Accepted for/Published in: Journal of Medical Internet Research
Date Submitted: Feb 3, 2025
Date Accepted: May 2, 2025
Scaling a brief digital well-being intervention: Single-group pre-post study of the Big Joy Project and sociodemographic moderators
ABSTRACT
Background:
Emotional well-being interventions lead to better mental and physical health. However, these interventions are mostly delivered on homogeneous samples, with few interventions large enough to examine whether key sociodemographic factors impact outcomes. Additionally, barriers to engagement include access and high participant burden.

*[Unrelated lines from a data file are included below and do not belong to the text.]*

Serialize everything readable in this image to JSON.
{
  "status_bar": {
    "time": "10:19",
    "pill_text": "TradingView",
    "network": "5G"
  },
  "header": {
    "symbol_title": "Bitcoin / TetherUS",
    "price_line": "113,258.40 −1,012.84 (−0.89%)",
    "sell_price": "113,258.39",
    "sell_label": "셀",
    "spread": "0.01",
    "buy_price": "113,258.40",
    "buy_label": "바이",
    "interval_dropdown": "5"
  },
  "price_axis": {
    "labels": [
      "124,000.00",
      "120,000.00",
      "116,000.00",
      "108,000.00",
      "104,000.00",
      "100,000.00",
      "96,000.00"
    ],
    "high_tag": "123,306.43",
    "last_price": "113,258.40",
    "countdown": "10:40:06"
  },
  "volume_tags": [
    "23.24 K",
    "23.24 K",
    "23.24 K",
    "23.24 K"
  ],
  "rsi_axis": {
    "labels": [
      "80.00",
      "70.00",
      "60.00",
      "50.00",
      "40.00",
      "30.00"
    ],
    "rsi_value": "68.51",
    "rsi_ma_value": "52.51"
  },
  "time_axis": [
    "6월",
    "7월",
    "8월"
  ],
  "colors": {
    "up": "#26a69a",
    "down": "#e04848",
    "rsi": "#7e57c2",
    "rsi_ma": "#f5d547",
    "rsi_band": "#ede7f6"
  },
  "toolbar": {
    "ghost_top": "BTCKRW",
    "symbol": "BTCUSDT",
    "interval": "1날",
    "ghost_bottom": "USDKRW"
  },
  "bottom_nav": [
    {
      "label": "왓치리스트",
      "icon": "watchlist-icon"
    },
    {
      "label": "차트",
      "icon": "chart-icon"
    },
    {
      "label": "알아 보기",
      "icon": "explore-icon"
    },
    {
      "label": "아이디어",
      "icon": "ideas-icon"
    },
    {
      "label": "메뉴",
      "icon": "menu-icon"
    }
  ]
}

We developed a brief online intervention to address these barriers and tested the effects across sociodemographic groups.
Objective:
The study aims to examine the effectiveness of a brief, low-burden digital well-being intervention (Big Joy Project) in improving emotional well-being, reducing stress, and enhancing health-related outcomes across a diverse global sample. Moreover, it seems to evaluate how key sociodemographic factors, such as age, sex, race/ethnicity, education, financial strain, subjective social status, moderate intervention effects to identify which groups may benefit the most. Findings will inform the scalability of digital well-being interventions and their potential to impact public health.
Methods:
We built an online multi-component week-long emotional well-being intervention (The Big Joy project) designed to be a low burden on participants (with interventions that take 5-10 minutes per day). Using a global convenience sample, we tested the program’s efficacy on pre-post emotional well-being changes and self-reported health-related outcomes.
Results:
The sample (N=17,598) consisted of 169 countries with a broad representation across sociodemographic groups but was predominantly white, female, and high school or college educated. Participants reported an increase in emotional well-being (dz=0.48), positive emotions (dz=0.45), and happiness agency (dz=0.44) after the intervention with medium effect sizes. Further, participants reported a decrease in perceived stress (dz=-.35) and an increase in self-reported health (dz=0.07) and sleep quality (dz=0.15). There was a dose response across the outcomes. Those (n=385) who completed assessments only (but no practices) showed small benefits but with significantly smaller effect sizes across positive well-being outcomes. For example, those with no dosage had smaller effects on well-being (dz=0.19) than those who completed all seven practices (dz=0.57). There was a strong pattern of social disadvantage moderating outcomes. Groups with greater social disadvantage benefitted more across most outcomes. For example, those with lower education, greater financial strain, or lower subjective social status, and race/ethnic minorities (being black or Hispanic compared to white) all benefitted more across well-being outcomes. Further, younger people had greater increases in emotional well-being (B=1.16) compared to older people (B=0.94), and greater decreases in perceived stress (B=-1.04 vs. B=-0.89).
Conclusions:
A brief, low-intensity intervention showed meaningful improvements in well-being and reduced stress, like longer, more intensive digitally delivered well-being interventions. Sociodemographic groups who are at higher risk of poor mental health benefitted the most from the intervention, suggesting tremendous promise for scaling up toward a greater public health impact. Testing this intervention within a randomized controlled trial design will be important.